Despite the widespread acceptance of percutaneous methods for treating lower extremity peripheral arterial disease, there exist few studies that objectively assess the benefits of such intervention in comparison to standard therapy. In this regard, the Foxhollow company should be congratulated for its boldness in planning a randomized comparison of Silverhawk plaque excision versus surgical bypass in patients with limb-threatening ischemia. The PROOF study will be designed with amputation-free survival as the primary endpoint; again, an excellent choice on the part of the company.
Foxhollow’s decision to perform a second study, the SWIFT non-randomized registry of patients undergoing atherectomy seems unwise. In this study; the planned endpoints of patency and restenosis are of little value without a concurrent control arm. Comparison to historical controls is difficult – especially given differences in baseline patient characteristics such as lesion length, degree of stenosis, and concomitant antiplatelet or statin therapy. In fact, the SWIFT study appears remarkably similar to the company’s prior TALON trial; with the few exceptions of core laboratory analysis and objective imaging for patency determinations.
Of course, the true competitors of atherectomy are balloon angioplasty and stenting. And, these three modalities (Silverhawk, POBA, and stenting) are most often used in patients with significant limiting claudication. Thus, the most valuable trial would be a randomized comparison of Silverhawk atherectomy with balloon or stent, using an objective and (most importantly) meaningful endpoint such as walking distance at one year. Patency and ankle brachial index would be important secondary endpoints, but should not be primary.

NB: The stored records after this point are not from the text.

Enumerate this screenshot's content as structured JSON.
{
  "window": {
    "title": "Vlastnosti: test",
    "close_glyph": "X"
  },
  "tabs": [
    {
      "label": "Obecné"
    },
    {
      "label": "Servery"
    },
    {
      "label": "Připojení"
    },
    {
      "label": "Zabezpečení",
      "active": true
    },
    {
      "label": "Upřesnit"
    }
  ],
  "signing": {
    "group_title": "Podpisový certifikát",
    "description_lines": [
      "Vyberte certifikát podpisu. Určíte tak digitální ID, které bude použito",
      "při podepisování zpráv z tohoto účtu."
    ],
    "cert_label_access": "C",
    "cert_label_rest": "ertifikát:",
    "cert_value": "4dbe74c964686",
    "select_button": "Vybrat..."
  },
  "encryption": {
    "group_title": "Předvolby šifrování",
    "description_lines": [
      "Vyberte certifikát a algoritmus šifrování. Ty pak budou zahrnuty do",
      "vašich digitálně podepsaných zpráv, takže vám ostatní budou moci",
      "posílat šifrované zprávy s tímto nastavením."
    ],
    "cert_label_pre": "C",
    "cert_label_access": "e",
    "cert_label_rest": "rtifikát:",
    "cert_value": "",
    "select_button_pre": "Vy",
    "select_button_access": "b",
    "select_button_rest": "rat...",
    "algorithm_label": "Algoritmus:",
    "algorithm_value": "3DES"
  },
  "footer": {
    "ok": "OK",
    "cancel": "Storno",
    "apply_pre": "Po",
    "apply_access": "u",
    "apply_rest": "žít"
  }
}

But, back to the PROOF trial, this randomized comparison of Silverhawk versus surgical bypass is reasonable, and no endpoint could be more objective than amputation-free survival. However, the use of this endpoint mandates an appropriately long duration of follow-up. The reason for this becomes evident when one realizes that the risk of amputation with observation alone is not high – at least early on. And, few would argue that a percutaneous therapy is associated with lower mortality than surgical bypass. So, the price of a greater periprocedural mortality rate with bypass must be repaid over time with improved limb salvage. Choosing to assess amputation-free survival early on, for example at one-year, would tend to artificially favor atherectomy on the basis of a lower periprocedural mortality rate. Not waiting long enough for atherectomy failures to result in limb loss will bias the results in favor of Silverhawk, just as even observation alone would ‘beat’ surgery with respect to amputation-free survival early on.
In summary, among the two studies on the docket for Foxhollow, the SWIFT registry seems redundant, with little potential to provide new information. By contrast, the PROOF trial appears quite useful provided patients with true limb threatening ischemia are enrolled and provided that the planned six month and one year interim analyses are abandoned in favor of longer, more meaningful assessments.